Par une décision rendue le 30 décembre 2025, le Conseil d’État précise les conditions de recevabilité d’un recours dirigé contre les commentaires du Bulletin officiel de la sécurité sociale. Une société par actions simplifiée a sollicité l’annulation du paragraphe 1090 relatif aux allègements généraux de cotisations sociales pour les personnels du transport routier. Le litige porte sur l’ajustement du coefficient de réduction dégressive prévu par le code de la sécurité sociale pour les salariés soumis à un régime d’heures d’équivalence. La requérante soutient que l’administration limite indûment les cas d’ajustement de la valeur servant au calcul du salaire minimum de croissance de référence. Le Conseil d’État doit déterminer si un commentaire administratif partiel peut faire l’objet d’un recours en excès de pouvoir pour n’avoir pas épuisé tous les cas légaux. La haute juridiction rejette la requête en estimant que les énonciations contestées ne comportent aucune prise de position susceptible de faire grief sur les situations omises.
**I. La délimitation stricte du champ d’application des commentaires administratifs**
**A. L’interprétation littérale du paragraphe contesté du BOSS**
Le paragraphe 1090 du Bulletin officiel de la sécurité sociale détaille les modalités de calcul du coefficient de réduction pour les conducteurs routiers de longue ou courte distance. Ce texte énonce qu’un « ajustement de la valeur a s’applique pour les heures d’amplitude, d’attente et de coupure qui ne constituent pas du temps de travail effectif ». La juridiction administrative relève que ces dispositions visent spécifiquement les compléments de rémunération versés en application d’accords collectifs étendus en vigueur au premier janvier 2010. En effet, cette précision technique permet de convertir les temps de repos rémunérés en équivalent d’heures normales pour la détermination de l’assiette des cotisations sociales patronales.
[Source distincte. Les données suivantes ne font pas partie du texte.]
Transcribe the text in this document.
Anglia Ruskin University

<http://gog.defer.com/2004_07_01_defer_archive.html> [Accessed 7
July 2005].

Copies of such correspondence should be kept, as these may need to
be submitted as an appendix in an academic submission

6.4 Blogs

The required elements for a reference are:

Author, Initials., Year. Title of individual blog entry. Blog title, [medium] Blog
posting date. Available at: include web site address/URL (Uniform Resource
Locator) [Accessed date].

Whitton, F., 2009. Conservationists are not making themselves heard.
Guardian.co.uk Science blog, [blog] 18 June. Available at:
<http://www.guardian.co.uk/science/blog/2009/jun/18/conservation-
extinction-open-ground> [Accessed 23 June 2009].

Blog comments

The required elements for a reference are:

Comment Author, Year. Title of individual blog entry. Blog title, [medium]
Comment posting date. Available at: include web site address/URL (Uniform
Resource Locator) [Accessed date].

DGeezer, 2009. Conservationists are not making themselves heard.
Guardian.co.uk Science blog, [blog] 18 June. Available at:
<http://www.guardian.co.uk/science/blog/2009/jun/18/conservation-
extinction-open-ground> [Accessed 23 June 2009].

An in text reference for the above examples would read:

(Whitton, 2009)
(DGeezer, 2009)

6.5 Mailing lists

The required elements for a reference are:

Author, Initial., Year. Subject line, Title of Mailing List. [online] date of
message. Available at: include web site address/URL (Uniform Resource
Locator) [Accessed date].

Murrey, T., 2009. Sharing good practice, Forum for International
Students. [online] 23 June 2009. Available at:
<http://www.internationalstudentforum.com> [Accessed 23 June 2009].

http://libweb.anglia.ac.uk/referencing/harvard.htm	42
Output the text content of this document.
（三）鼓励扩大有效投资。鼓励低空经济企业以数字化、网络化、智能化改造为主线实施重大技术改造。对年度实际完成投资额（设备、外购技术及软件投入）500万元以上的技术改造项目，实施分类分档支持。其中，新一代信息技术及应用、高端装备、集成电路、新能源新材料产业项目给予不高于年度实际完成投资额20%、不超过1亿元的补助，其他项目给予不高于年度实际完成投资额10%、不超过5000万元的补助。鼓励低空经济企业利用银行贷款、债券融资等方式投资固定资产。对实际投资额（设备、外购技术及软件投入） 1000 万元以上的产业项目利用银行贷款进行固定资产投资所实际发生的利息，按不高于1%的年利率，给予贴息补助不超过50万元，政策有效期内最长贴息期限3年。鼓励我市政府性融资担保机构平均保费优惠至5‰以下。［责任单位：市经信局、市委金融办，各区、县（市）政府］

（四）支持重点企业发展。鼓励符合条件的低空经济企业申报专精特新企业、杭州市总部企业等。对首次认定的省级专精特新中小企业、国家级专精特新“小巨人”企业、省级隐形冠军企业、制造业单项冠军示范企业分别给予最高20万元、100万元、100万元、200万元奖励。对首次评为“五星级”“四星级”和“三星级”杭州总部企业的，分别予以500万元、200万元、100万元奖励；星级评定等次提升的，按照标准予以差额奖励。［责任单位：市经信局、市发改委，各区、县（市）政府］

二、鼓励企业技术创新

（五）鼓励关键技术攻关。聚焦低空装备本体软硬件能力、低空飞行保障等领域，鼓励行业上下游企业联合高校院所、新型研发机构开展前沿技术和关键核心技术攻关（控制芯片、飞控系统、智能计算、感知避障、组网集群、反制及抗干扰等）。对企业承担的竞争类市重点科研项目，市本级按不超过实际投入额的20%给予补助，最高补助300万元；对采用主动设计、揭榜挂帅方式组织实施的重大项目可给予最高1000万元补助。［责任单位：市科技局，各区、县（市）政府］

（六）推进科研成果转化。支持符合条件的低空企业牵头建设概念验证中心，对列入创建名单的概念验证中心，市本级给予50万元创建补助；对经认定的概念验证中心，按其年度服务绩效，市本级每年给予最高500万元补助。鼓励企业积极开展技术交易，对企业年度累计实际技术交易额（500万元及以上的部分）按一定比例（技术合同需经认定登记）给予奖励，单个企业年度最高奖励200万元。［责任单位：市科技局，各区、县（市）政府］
**B. L’absence d’effet impératif sur les situations non visées**
L’employeur considérait que cette énumération présentait un caractère exhaustif excluant de fait d’autres types d’ajustements prévus par le cadre législatif ou réglementaire en vigueur. Le Conseil d’État écarte cette lecture restrictive en affirmant que les commentaires « ne limitent pas les cas d’ajustement aux seules heures d’amplitude, d’attente et de coupure ». L’analyse souveraine des juges du Palais-Royal repose sur le constat que l’administration ne prend nullement position sur d’éventuels autres cas d’ajustement de la valeur considérée. Dès lors, le silence du BOSS sur certaines situations juridiques ne saurait être interprété comme une décision administrative d’exclusion faisant grief à la société requérante.
**II. L’irrecevabilité du recours fondé sur une omission prétendue**
**A. Le refus de consacrer un recours contre le silence interprétatif**
La recevabilité d’un recours pour excès de pouvoir contre une circulaire ou un commentaire administratif suppose l’existence d’énonciations impératives à caractère général ou de portée notable. En l’espèce, les conclusions tendant à l’annulation pour défaut de précision sur le caractère non exhaustif de la liste sont déclarées irrecevables par la haute assemblée. Le juge administratif considère que l’absence de mention d’autres cas d’ajustement ne constitue pas une interprétation erronée ou une norme nouvelle susceptible de recours. Cependant, la jurisprudence refuse de sanctionner l’omission dans les documents de portée générale dès lors qu’aucune règle de droit n’est formellement remise en cause.
**B. La préservation de la sécurité juridique des employeurs de transport**
La solution retenue garantit la stabilité des relations entre les organismes de recouvrement et les entreprises du secteur des transports routiers sans figer l’interprétation légale. L’ajustement de la valeur de référence reste possible pour d’autres situations non commentées si les conditions prévues par le code de la sécurité sociale sont réunies. Ainsi, le rejet du recours préserve la liberté de l’administration de commenter certains points complexes sans obligation d’exhaustivité immédiate sous peine d’annulation pour excès de pouvoir. Cette décision confirme la rigueur nécessaire dans l’identification des actes faisant grief lors d’un contentieux dirigé contre la doctrine administrative de la sécurité sociale.